The use of biomass, as a renewable energy source, to run heating and power plants is propelled by sustainable European policy. Olive is an important resource in Mediterranean countries. The residues from the extraction of olive oil are used as biomass, either to produce the oil or to generate heat or electricity. The disposal of ash residue poses an important burden. This study uses olive pit bottom ash waste (OBA) to produce carbon-negative cement.

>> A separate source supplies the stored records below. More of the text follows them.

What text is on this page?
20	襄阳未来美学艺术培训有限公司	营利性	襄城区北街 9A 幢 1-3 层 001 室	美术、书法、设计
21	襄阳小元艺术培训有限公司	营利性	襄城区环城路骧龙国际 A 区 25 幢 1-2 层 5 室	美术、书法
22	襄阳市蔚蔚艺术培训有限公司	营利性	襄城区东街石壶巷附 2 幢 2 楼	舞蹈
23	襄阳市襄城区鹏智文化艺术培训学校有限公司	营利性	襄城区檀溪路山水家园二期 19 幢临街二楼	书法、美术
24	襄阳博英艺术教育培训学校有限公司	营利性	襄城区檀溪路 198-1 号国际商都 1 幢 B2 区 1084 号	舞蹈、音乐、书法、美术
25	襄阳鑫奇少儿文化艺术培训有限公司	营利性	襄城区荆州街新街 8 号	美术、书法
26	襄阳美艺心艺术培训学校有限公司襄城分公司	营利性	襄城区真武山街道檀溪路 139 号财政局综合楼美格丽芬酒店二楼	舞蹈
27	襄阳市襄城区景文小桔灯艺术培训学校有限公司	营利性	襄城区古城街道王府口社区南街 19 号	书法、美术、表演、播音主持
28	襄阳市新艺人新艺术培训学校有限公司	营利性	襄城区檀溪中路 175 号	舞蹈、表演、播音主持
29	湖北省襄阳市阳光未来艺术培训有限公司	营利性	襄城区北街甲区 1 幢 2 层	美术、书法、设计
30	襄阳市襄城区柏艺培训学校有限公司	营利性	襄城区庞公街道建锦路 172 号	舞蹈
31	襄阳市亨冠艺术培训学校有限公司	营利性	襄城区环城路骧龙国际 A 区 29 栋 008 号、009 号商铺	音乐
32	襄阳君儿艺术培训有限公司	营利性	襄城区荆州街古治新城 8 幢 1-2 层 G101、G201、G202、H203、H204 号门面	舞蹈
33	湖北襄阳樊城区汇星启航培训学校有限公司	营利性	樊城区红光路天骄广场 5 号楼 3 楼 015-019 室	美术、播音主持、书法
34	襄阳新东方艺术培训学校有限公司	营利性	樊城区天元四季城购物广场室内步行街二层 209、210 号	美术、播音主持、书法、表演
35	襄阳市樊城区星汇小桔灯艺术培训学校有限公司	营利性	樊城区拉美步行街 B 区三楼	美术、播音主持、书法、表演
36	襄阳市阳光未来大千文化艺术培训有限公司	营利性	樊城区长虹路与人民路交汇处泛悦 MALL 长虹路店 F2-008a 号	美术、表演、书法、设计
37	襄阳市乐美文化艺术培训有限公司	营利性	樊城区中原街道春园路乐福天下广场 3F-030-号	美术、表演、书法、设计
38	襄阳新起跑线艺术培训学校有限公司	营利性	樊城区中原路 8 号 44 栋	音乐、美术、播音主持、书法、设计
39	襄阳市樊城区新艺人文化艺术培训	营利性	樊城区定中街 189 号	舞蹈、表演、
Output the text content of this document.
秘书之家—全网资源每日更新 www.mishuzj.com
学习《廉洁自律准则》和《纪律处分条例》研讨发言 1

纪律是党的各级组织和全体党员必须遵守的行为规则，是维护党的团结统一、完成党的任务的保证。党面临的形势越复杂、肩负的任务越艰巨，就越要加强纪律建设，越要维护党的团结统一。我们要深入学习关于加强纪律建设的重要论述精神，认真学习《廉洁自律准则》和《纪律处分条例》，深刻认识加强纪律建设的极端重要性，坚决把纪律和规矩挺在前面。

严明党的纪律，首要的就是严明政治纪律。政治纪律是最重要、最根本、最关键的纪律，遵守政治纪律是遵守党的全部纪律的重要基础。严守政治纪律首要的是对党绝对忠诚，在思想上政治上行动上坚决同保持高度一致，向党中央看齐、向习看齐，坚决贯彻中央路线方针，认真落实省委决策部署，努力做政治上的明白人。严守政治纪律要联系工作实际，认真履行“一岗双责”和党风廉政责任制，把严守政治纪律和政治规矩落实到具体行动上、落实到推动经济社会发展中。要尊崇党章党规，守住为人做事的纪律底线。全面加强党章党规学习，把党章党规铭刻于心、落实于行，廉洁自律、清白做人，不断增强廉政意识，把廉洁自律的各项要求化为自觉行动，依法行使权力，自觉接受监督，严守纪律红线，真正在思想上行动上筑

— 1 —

The OBA is mixed with waste GGBS (GGBS), and neither calcination nor thermal curing are used to lower environmental impact.

The cements produced contain up to 60 %OBA and have a carbon sequestration capacity up to -97.45 kg CO₂e/m³. An optimum mix with 40 %OBA is developed (using auxiliary activator), with compressive strength of 36–44 MPa and a carbon sequestration capacity of 40–45 kg CO₂/m³. A modified loss on ignition test is proposed to evaluate the embodied carbon of biomass ash.

The OBA's main chemical constituents: K₂O and CaO, afford outstanding activation and alkalinity to release Ca²⁺ Si⁴⁺ and Al³⁺ from GGBS to form calcite, hydrotalcite, C-(A)-S-H and amorphous cements. Using sodium carbonate (NC) and lime as supplementary activators enhanced the mechanical properties of the cements and slightly changed their composition and microstructure. NC is the most efficient activator, it increased dissolution, and produced a denser and stronger cement with higher Si and K concentration that includes gaylussite, N-A-S-H and C(K)-A-S-H. Pre-dissolving the NC prior to mixing increases the activator's efficiency, producing less calcite cement for the same amount of NC. By adding 4 % pre-dissolved NC, the compressive strength increased by 138.76 % (compared to OBA-GGBS mortar without auxiliary activators) and 113.94 % compared to the material with NC in powder form.